Mike Thompson‘s latest project, Latro, again examines using biology as an energy source. Actually, it’s not really a device at all, but rather simply a mock up of a device. According to the detailed description Latro uses 30-nanometer gold electrodes to extract electrical current from the chloroplasts of algae. Like his previous work, owners must consider the source of the energy they are receiving. Before they had to make a cost-benefit calculation, and now they must maintain and care for the energy source.

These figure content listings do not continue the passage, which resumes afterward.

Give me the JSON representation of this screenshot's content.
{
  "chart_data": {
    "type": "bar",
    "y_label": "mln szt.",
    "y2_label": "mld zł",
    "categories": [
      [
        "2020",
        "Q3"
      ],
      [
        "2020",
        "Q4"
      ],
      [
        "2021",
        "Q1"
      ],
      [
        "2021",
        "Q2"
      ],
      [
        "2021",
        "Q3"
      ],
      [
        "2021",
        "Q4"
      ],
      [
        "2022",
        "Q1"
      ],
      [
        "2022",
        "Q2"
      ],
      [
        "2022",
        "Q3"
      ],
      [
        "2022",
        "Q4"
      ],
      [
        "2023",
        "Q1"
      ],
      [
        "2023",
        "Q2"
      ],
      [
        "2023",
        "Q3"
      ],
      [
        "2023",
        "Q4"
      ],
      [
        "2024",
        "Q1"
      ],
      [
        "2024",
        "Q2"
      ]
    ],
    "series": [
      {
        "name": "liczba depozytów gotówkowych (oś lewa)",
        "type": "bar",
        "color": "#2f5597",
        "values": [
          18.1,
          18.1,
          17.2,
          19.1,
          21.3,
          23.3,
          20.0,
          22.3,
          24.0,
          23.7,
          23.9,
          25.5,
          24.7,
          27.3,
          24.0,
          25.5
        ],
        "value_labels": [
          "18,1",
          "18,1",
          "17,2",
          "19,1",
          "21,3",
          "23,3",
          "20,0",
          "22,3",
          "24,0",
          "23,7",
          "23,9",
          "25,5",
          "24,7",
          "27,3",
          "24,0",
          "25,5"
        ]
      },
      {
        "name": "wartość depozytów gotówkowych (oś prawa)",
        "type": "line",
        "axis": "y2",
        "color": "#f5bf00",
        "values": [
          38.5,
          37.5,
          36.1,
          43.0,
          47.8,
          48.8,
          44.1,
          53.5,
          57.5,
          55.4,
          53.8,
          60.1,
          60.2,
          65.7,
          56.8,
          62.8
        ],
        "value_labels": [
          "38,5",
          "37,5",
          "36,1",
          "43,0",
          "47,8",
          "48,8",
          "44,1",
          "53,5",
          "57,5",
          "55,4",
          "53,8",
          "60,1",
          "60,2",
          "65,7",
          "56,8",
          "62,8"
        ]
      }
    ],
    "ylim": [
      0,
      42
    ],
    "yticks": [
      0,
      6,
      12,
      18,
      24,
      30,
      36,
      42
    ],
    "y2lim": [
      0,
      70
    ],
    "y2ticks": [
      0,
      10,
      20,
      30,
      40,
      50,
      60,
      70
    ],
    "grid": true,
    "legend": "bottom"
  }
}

The Yansei/Stanford team that inspired this work successfully drew a currents of between 1.2 – 12 pA depending on light intensity. Thompson points in terms of amps per area, this is 0.6 – 6.0 mA/cm2. Photovoltaic cells currently operate at about 35 mA / cm2. Extracting a few electrons from photosynthesis is interesting, but it’s hard for me to think of how this could scale to anything beyond a lab bench curiosity, since you need a nanowire in each chloroplast you want to siphon from. So why do this? The Yansei/Stanford team wasn’t actually trying to create a power source, but rather wanted to study electron transfer in photosynthesis.
Clearly, photosynthesis extraction isn’t going to to replace photovoltaics, but it is interesting to think of a world where technology has biological components. Say <biological neural networks to solve complex problems. A sort of biopunk world, or perhaps just Star Trek circa 2370.